The Dalai Lama quote — "Look at situations from all angles, and you will become more open" — appeared Monday on Mercedes's account on Instagram, one of a number of foreign social media services Beijing tries to prevent China's public from seeing. Chinese web surfers with access to technology that allows them to see past the filters copied it onto domestic social media.

In a statement on its Chinese social media account, the unit of Daimler AG did not mention the Dalai Lama but apologized for "wrong information" that "hurt the feelings of Chinese people."

A Daimler spokeswoman in Beijing, Simonette Illi, said the company acted at its own initiative. She said to her knowledge, the company had not heard from Chinese authorities about the quote.

The company statement promised to "take concrete action to deepen our understanding, including colleagues abroad, of Chinese culture and values."

Asked whether that meant Mercedes' global marketing would be designed with official Chinese sentiments in mind, Illi said, "What we are striving for is that, as we are a globally active company, we establish an understanding for cultural tolerance."

Global companies look to China to drive revenue and increasingly design autos, consumer electronics and other products and services sold worldwide to appeal to Chinese consumers.

Beijing rejects accusations of human rights and other abuses as improper interference in its affairs but is increasingly assertive about demanding other governments enforce its political positions in their own countries.

Tibet is especially sensitive for Beijing - one of a handful of "core interests" over which Chinese leaders say they would go to war.

In the case of Marriott, the official Xinhua News Agency cited a company executive as saying an employee abroad who "liked" a posting on Twitter citing the Tibet mention would be fired.

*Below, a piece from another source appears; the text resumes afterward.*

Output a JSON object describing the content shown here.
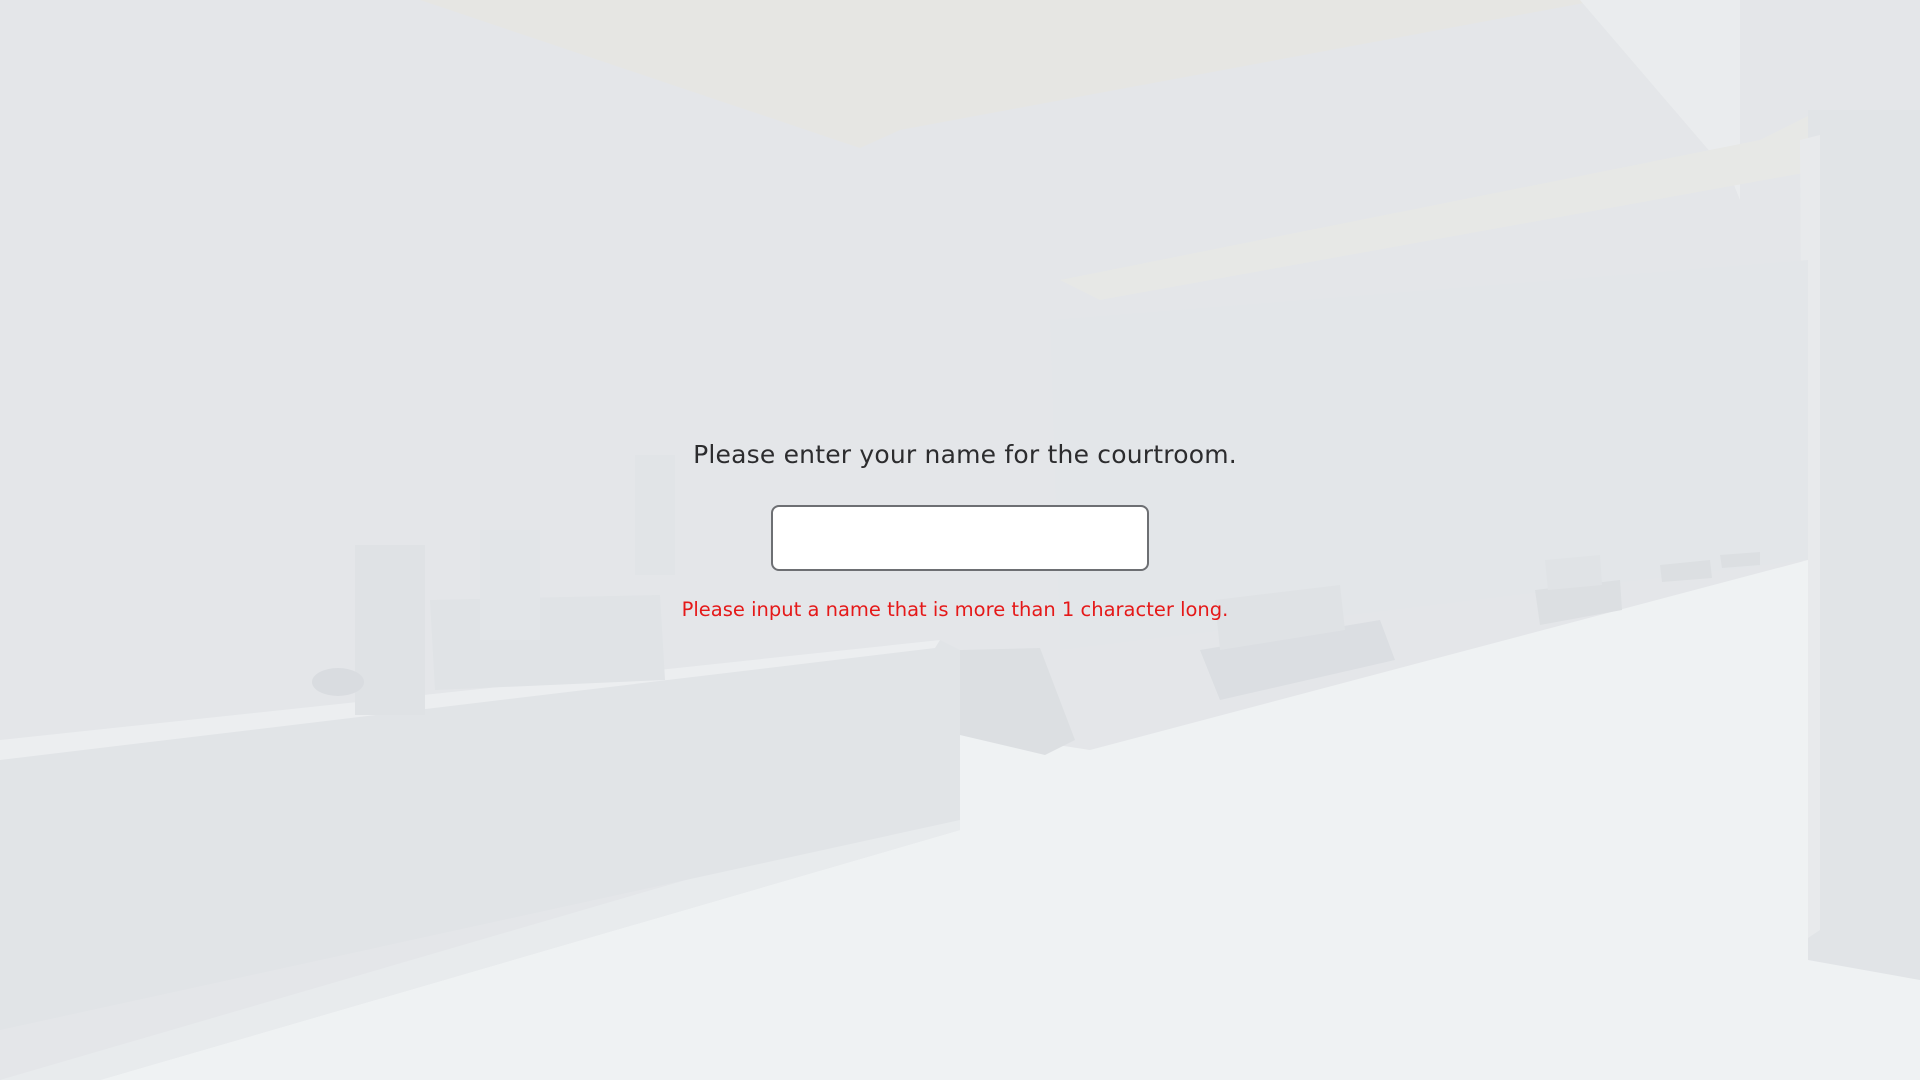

Twitter also cannot be seen by Chinese web surfers without technology to evade Beijing's filters, though Xinhua and other official entities use the service to spread the ruling Communist Party's views abroad.

Beijing accuses the Dalai Lama of leading a movement that wants to split Tibet from China. He says he only wants autonomy and to protect the region's distinctive Buddhist culture.

Communist troops invaded the isolated Himalayan territory in 1950. The Dalai Lama fled into exile in India in 1959 following a failed uprising. He stepped down in 2011 as political leader of Tibetan exiles but remained a Buddhist spiritual leader.

In November, a Chinese soccer team that was to play in Germany walked off the field in Mainz after people in the stands unfurled a Tibetan flag.

The Chinese team returned to the field for that match following a 25-minute delay. The rest of their games were suspended after German officials said they could not grant a Chinese demand to prohibit demonstrations.